Mr Pompeo, who has been singled out for scathing criticism by Chinese diplomats and state media, stressed “the need for fully reciprocal dealings between the two nations”, US State Department spokesman Morgan Ortagus said.
“He also stressed the need for full transparency and information sharing to combat the ongoing Covid-19 pandemic and prevent future outbreaks,” she added.
Hours after the meeting ended, China said its top parliamentary body will review draft Hong Kong national security legislation during a session that began yesterday.
Earlier, foreign ministers of the Group of Seven countries, including Mr Pompeo, had issued a statement urging China not to follow through with the legislation, which critics call an assault on the city’s democratic freedoms.
US President Donald Trump has started a process of eliminating special treatment for Hong Kong to punish China for curbing freedoms in the city, but has stopped short of immediately ending privileges.
As the meeting between Mr Pompeo and Mr Yang got under way, Mr Trump signed legislation calling for sanctions against those responsible for repressing Uighur Muslims in China’s Xinjiang region, prompting a threat of retaliation from Beijing.

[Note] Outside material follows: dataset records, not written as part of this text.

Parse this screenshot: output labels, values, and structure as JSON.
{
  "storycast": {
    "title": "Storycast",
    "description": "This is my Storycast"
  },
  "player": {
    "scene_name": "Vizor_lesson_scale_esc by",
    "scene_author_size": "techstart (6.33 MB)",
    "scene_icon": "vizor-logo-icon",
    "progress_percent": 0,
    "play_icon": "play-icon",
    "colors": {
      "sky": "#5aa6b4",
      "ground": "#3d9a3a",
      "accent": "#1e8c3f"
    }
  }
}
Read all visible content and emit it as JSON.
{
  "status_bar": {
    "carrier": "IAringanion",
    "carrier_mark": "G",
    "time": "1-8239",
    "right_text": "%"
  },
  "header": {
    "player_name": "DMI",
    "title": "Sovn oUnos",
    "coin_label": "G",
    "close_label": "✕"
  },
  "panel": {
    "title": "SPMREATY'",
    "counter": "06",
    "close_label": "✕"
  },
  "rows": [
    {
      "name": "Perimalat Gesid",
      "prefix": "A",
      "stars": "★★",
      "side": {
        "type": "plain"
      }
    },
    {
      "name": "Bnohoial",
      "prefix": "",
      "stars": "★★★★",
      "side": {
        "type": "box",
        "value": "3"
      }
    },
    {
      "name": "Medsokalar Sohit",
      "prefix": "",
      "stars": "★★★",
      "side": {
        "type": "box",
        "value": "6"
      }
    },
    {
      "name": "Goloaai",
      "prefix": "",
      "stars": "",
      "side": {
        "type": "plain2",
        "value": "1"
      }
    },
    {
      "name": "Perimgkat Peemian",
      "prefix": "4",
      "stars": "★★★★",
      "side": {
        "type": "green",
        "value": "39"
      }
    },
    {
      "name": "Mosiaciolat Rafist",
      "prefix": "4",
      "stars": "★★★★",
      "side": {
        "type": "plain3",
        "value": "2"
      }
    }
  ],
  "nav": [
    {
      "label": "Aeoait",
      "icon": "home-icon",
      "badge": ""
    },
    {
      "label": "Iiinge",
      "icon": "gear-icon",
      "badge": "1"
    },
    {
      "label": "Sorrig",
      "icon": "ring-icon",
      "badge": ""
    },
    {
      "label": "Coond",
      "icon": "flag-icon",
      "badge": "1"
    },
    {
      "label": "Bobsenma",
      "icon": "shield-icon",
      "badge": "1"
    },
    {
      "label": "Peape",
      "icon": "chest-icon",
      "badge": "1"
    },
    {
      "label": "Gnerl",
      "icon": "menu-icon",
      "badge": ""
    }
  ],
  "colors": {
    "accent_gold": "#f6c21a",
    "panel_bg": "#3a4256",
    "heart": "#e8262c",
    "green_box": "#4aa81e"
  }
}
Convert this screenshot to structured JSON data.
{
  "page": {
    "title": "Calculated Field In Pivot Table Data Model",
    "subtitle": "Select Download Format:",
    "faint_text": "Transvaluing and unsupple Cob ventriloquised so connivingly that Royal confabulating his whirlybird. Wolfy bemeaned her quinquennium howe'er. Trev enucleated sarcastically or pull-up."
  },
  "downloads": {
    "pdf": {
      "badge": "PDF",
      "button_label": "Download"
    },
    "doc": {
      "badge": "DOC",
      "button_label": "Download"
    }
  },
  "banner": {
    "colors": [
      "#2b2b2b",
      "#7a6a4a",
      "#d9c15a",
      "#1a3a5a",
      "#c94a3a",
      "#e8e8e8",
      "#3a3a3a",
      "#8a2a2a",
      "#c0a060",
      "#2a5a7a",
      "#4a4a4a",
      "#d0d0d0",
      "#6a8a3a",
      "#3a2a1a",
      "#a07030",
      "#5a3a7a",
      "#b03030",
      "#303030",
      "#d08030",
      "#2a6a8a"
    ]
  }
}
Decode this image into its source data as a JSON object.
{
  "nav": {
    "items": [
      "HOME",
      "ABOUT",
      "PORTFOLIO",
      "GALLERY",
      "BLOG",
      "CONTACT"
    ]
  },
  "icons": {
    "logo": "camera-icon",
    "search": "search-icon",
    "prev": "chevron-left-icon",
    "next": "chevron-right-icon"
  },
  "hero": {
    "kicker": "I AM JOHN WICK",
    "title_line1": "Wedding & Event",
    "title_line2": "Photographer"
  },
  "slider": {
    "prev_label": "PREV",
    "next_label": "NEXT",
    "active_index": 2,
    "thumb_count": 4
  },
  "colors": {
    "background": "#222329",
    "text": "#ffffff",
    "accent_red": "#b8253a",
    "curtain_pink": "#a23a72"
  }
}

Professor Wu Xinbo, dean of the Institute of International Studies at Fudan University, said that the meeting could reduce “microphone diplomacy” between the two bickering sides, but that he was doubtful it would stabilise relations.
“Trump will continue to criticise China in the lead-up to the US elections,” he said.
Mr Pompeo has been forceful in his criticism of Beijing. He has said China could have prevented hundreds of thousands of deaths from the pandemic by being more transparent with its information.
Wednesday’s meeting was Mr Pompeo’s first known contact with Mr Yang since they discussed Covid-19 by phone on April 15, and their first face-to-face since 2019.
Neither side outlined an agenda for the Hawaii talks, but diplomats and other sources said the meeting was requested by China.
US-China relations have reached their lowest point in years. In mid-May, Mr Trump, who has pursued a deal to end a trade war he launched against China, went so far as to suggest he could cut ties with Beijing.
While Mr Trump has stepped up rhetoric against China in the run-up to the Nov 3 US elections, his former national security adviser John Bolton said in a new book to be published that the US leader had sought Chinese President Xi Jinping’s help to win re-election.